Seven fait partie de ces films que l’on adore, que l’on expose fièrement dans notre collection mais desquels on ne se souvient plus. Evidemment, la fin nous a marqués et l’on se rappelle de quelques séquences inoubliables, comme la vision de cet énorme bonhomme gavé aux spaghettis bolognaises qui nous hante depuis notre tendre enfance. C’est pour cela que lorsqu’on a vu qu’une projection du long métrage de Fincher était organisée dans un cinéma que nous apprécions beaucoup, nous nous sommes rués sur l’occasion pour redécouvrir ce polar phare des 90’s.
Seven est un buddy movie sombre, glauque et perturbant. Ici, Morgan Freeman a seulement son cran d’arrêt, sa solitude et sa culture pour avancer dans l’enquête. Brad Pitt n’a pas la classe d’un Paul Newman ou Robert Redford. Il est angoissé et impulsif mais ne joue pas les super héros à la manière de Mel Gibson.
Fincher, l’un des meilleurs magiciens de l’image de sa génération, distille une ambiance poisseuse qui place le spectateur dans un état de malaise dès les premières minutes du film. Les couleurs sont sombres, la pluie envahit la ville plongée dans le chaos, les personnages sont complexes et torturés, les meurtres atroces. A côté, Sin City est un lieu de relaxation. Nous suivons ces deux policiers qui essayent d’améliorer ce monde crasseux malgré leurs désillusions et comme souvent dans ce genre de longs métrages, ce sont leurs différences qui vont enrichir leur relation.

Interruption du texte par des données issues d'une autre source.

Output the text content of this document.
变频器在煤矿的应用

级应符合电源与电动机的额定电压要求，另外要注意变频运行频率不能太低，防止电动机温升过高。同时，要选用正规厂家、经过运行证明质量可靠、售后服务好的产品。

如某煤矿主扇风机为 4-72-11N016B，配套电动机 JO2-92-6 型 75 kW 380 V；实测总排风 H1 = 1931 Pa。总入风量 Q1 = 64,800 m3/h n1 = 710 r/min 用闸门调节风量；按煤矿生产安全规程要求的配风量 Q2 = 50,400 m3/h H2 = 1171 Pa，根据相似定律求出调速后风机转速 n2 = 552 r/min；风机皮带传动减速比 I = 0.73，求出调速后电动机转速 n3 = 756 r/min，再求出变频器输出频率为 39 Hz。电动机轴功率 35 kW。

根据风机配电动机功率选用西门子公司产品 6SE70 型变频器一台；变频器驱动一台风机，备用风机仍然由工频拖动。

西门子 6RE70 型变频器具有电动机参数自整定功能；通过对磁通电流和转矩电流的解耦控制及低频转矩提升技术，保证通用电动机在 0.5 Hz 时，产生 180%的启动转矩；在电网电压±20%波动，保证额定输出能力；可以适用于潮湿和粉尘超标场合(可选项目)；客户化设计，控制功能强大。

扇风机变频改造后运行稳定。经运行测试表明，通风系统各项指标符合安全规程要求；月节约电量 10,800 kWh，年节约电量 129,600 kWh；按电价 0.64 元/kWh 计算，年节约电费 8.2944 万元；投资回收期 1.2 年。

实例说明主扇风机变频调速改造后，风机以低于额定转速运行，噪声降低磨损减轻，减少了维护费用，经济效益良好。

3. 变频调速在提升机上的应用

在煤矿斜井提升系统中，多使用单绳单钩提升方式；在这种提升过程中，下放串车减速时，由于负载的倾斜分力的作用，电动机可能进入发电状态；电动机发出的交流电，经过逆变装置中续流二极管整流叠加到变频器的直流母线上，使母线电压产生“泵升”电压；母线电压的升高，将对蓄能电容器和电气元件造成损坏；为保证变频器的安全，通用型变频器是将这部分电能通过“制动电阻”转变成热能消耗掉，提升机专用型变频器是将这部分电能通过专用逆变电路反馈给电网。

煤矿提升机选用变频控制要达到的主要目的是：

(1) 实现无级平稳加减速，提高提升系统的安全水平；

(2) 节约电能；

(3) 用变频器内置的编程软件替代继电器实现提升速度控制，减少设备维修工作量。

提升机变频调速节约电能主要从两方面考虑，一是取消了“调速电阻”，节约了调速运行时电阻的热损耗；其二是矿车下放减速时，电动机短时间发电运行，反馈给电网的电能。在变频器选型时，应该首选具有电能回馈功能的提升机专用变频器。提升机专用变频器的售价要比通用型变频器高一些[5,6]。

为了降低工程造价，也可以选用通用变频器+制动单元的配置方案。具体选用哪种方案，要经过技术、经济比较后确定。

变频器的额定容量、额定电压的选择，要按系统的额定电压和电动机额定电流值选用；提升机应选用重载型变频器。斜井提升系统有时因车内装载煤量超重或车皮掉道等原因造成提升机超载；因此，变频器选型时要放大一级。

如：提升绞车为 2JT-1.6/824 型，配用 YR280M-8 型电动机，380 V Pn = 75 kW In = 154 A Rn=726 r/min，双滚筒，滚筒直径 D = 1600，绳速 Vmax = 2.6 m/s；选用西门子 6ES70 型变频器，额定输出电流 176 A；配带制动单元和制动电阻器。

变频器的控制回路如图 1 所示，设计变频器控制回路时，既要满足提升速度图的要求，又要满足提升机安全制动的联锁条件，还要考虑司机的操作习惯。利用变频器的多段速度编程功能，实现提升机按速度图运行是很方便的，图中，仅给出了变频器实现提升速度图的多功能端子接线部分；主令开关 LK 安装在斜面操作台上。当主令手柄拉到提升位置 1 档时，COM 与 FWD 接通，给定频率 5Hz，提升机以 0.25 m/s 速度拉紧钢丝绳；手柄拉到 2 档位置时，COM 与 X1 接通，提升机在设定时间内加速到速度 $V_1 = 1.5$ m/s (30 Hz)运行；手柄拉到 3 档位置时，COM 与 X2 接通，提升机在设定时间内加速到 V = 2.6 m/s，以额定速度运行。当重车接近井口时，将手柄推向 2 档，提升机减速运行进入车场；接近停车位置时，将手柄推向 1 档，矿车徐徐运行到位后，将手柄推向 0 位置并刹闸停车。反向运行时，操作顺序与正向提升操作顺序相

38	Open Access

Attachants, les inspecteurs suscitent l’empathie du public qui a envie de les voir démêler cette intrigue malsaine.
Comme Usual Suspects, Seven a pris un petit coup de vieux et même si le scénario est très bien ficelé et se termine sur un coup de maître, il est difficile aujourd’hui d’être complètement surpris par les rebondissements. Normal, étant donné que beaucoup de polars de la fin des années 90 et du début du XXIème siècle ont réutilisé la recette concoctée par Fincher, avec cependant beaucoup moins de réussite. On aura donc eu droit à un grand nombre de longs métrages tièdes, à l’image de Bone Collector, Le collectionneur, Le masque de l’araignée, Intraçable ou Tatie Danielle. Mais malgré tout, le concept d’utiliser les sept péchés capitaux comme motifs de meurtres reste une idée brillante et donne lieu à des situations extrêmes et totalement inattendues.
Le tueur John Doe fait des références à des auteurs passionnants, à commencer par Hemingway. Le film se termine d’ailleurs sur une phrase emblématique de l’écrivain qui ponctue parfaitement cette descente en enfer. Cela confère au long métrage une certaine poésie et une beauté qui nous laissent de marbre. Dans toute cette horreur, Fincher fait émerger des choses sublimes et si son oeuvre est éprouvante et fataliste, son message l’empêche de plomber le moral du spectateur et l’on ressort de la salle secoué mais pas écœuré.
Seven est une œuvre culte qui aura marqué son époque pour de bonnes raisons. Porté par un duo d’acteurs au sommet, ce thriller fait encore aujourd’hui son petit effet. Les différences de mise en scène entre ce film et Millénium, le dernier Fincher, prouvent que le réalisateur ne cesse d’innover et d’expérimenter. Moins posé et peut être moins mature, Seven n’en reste pas moins un petit bijou immanquable. Les amateurs pourront le (re)découvrir dans une copie Blu-Ray impeccable sortie il y a maintenant deux ans.
Le genre de films qui vous prend aux tripes (sans mauvais jeux de mots). La « ville » prend une dimension inquiétante au point de rester cloitré dans son T2 quelques semaines après le visionnage. Sinon j’aime beaucoup la référence à Tatie Danielle.